The unanimous three-judge panel ruled today in the class-action case of JK Harris & Company LLC v. Ronald Sandlin, No. 49A05-1003-CT-184, affirming the judgments by Marion Superior Judge Thomas Carroll.

South Carolina-based JK Harris, which has hundreds of offices in 43 states, advertises that it can help individuals settle their IRS tax debts for pennies on the dollar. But that didn’t happen in this Indianapolis case of Ronald Sandlin, who sued in August 2009 on claims that he was misled and the company didn’t perform the actions it had promised.

Sandlin learned from the IRS in 2006 that he’d been delinquent in his federal income tax payments, and so he hired JK Harris and paid $4,350 for tax relief help.

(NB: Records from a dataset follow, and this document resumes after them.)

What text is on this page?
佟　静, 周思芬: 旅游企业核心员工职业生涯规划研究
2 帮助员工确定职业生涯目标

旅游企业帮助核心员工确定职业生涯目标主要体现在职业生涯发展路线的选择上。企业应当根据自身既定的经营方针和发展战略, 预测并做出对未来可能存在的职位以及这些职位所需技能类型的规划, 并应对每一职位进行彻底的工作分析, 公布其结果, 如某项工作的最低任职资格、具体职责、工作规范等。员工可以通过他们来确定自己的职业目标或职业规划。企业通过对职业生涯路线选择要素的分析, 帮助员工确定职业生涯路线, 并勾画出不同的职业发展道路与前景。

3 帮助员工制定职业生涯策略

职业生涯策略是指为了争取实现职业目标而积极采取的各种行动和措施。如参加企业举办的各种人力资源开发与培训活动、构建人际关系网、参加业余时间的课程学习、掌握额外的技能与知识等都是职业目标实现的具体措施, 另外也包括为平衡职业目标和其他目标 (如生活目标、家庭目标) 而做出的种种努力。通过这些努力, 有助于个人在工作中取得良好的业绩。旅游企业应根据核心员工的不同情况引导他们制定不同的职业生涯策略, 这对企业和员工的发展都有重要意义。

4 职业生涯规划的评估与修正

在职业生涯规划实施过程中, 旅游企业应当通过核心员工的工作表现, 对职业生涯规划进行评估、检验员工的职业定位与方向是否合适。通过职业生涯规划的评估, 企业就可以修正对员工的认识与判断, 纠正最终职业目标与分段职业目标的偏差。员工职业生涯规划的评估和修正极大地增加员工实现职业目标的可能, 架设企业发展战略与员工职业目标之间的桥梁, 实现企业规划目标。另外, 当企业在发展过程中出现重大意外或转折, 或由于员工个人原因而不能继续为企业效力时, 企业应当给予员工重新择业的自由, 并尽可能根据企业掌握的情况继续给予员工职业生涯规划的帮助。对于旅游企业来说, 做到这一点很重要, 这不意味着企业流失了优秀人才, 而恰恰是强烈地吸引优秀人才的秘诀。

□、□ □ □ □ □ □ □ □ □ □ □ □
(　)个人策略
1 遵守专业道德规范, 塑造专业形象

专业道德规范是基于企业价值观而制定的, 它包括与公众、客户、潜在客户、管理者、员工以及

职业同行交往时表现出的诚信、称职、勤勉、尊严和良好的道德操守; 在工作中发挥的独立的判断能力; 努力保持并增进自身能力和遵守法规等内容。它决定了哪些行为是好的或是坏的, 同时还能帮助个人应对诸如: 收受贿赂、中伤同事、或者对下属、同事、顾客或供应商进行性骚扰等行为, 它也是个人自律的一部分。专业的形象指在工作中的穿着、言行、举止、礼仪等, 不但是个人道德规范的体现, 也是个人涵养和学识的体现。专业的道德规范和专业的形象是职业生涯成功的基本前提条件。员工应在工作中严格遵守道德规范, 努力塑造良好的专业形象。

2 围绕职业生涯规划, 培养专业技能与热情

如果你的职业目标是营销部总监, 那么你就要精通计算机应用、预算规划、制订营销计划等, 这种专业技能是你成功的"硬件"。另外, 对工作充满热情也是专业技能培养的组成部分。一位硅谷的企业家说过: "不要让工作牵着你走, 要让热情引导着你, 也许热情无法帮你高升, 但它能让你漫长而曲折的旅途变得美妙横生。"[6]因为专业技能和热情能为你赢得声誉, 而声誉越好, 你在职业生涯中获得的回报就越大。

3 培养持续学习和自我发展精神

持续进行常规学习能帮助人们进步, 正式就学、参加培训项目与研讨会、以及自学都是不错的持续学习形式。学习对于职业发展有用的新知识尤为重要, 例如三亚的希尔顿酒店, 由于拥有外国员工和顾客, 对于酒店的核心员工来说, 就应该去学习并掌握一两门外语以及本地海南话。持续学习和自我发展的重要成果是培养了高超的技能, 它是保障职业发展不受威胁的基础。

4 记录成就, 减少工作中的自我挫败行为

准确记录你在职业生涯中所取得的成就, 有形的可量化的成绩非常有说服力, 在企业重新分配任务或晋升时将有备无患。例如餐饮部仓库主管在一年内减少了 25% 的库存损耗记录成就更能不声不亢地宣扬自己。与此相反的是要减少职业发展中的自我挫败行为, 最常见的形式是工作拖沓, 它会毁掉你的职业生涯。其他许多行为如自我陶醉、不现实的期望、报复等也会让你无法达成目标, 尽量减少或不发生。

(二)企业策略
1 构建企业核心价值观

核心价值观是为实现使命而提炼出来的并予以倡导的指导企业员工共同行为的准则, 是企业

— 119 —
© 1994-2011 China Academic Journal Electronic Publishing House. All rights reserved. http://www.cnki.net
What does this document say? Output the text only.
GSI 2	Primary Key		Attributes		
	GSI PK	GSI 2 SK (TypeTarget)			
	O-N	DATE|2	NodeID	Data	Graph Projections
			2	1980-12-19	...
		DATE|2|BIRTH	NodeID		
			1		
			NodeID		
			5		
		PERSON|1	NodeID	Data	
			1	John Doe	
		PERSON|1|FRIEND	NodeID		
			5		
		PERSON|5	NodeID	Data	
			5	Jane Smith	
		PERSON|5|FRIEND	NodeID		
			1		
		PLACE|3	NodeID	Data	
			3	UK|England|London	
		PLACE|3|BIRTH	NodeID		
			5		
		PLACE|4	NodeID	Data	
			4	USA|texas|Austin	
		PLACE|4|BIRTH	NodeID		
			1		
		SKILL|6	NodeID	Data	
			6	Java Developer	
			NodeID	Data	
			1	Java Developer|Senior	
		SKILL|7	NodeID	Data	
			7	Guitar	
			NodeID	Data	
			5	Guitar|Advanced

Two settlement offers from the firm were rejected by the federal tax agency, and ultimately JK Harris wasn’t able to achieve any reduction in that tax debt and the company refused to refund Sandlin’s initial fee. He sued, alleging negligence, breach of contract, deceptive advertisement, and unjust enrichment. The case ultimately received class certification in late 2009. But while his counsel certified the notices and the Marion Superior Court later did the same, JK Harris didn’t enter an appearance and failed to appear at two proceedings.

In January 2010, Judge Carroll found JK Harris in contempt of court, fined the company $10,000, and also issued writs of attachment ordering the closure of offices in Bloomington, Evansville, Fort Wayne, Indianapolis, Lafayette and South Bend.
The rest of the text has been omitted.